É difícil de dizer: os amantes do futebol dirão que "ele é o jogador do momento". Alguns dirão que Beethoven não sabia tocar piano, outros dirão que Miguelangelo não sabia pintar e que Pelé não sabia jogar futebol. Mas, todos receberam um dom de Deus. Quando Messi tiver marcado 1.238 gols como eu, quando tiver ganhado três Copas do Mundo, a gente volta a falar [sobre isso]. Não há necessidade de fazer comparações. O futebol muda, os recordes são feitos para serem batidos, mas será difícil bater os melhores. As pessoas me perguntam o tempo todo: "Quando nascerá um novo Pelé?". Jamais! Meu pai e minha mãe fecharam a fábrica.

O Sr. foi o primeiro negro a se tornar Ministro no Brasil. Problema de racismo?

Isso não existe no Brasil. É absurdo dizer também que há racismo no futebol. Quantos jogos há no mundo a cada semana? É enorme a quantidade, o futebol é multirracial: amarelos, negros, brancos ...

Ainda assim, o Sr. foi insultado nos campos?

Inúmeras vezes, e me vingava marcando dois gols a mais para cada insulto. Os jogadores se desculpavam depois. Mas, eu também insultei jogadores, mas não havia nada de racismo. Com o avanço da mídia e da internet, fala-se muito mais sobre isso.

O Sr. acredita que contribuiu para mudar a opinião sobre os negros?

Sim, acredito. Houve dois momentos fortes. No Mundial de 1958, quando o Rei da Suécia desceu ao campo. Pela primeira vez na história ele foi fotografado apertando a mão de um negro -- essa fotografia correu o mundo. O segundo evento, quando a Rainha Elizabeth me fez "Sir" do Reino Unido: lá, então, isso era de um enorme simbolismo. Uma outra coisa me aconteceu. Em 1975,meu contrato com o Santos tendo terminado, Henry Kissinger, o antigo Secretário de Estado americano, veio ver-me para me dizer": "É preciso que você venha aos Estados Unidos para promover o futebol". E, nos Estados Unidos, havia racismo. Acho que minha presença no Cosmos de Nova Iorque dever ter contribuído para mudar a situação. Uma última anedota: fui jogar no Zaire em 1969 com o Santos. Para o nosso jogo, a guerra civil foi interrompida. Na época, não havia internet mas todo mundo sabia disso.

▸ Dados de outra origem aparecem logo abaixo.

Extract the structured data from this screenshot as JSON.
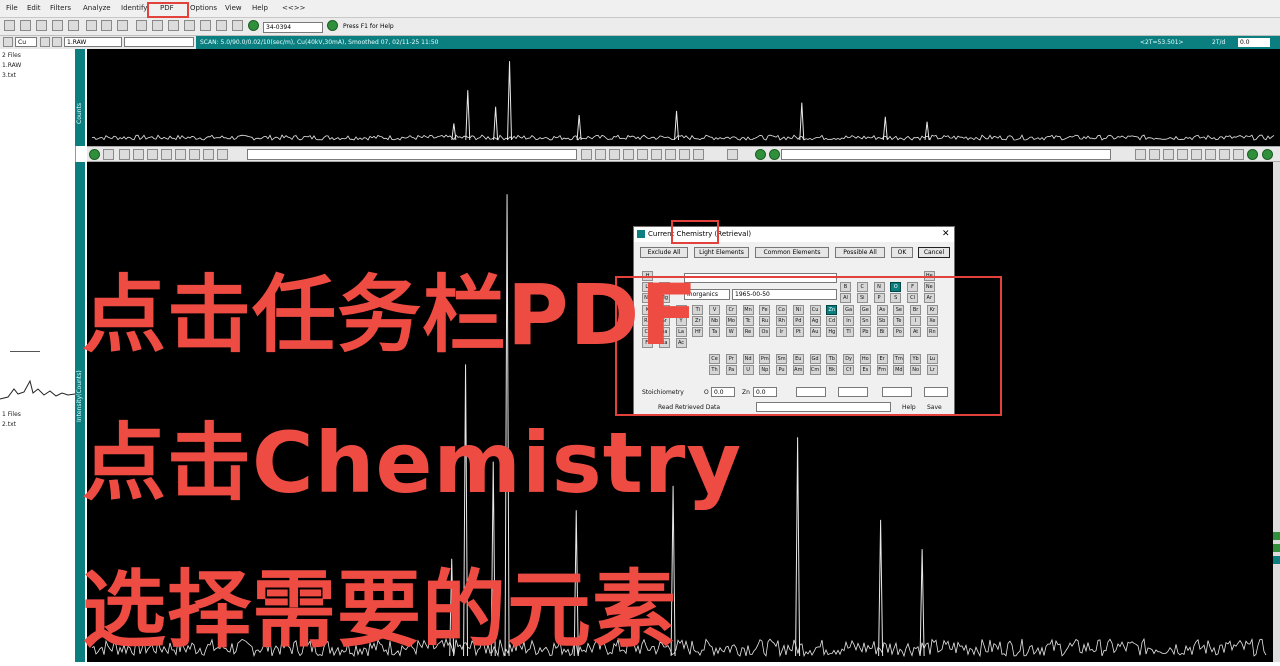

Como o Sr. deseja ser lembrado?

O Sr. sabe, Pelé é o nome mais conhecido no mundo inteiro. Posso ir não importa onde: se procurar trabalho, o encontrarei. Falando mais seriamente, depois de minha morte gostaria que as pessoas se lembrassem de que fui uma boa pessoa que sempre quis unir as pessoas e os povos. E que se lembrem também de que fui ... um bom jogador.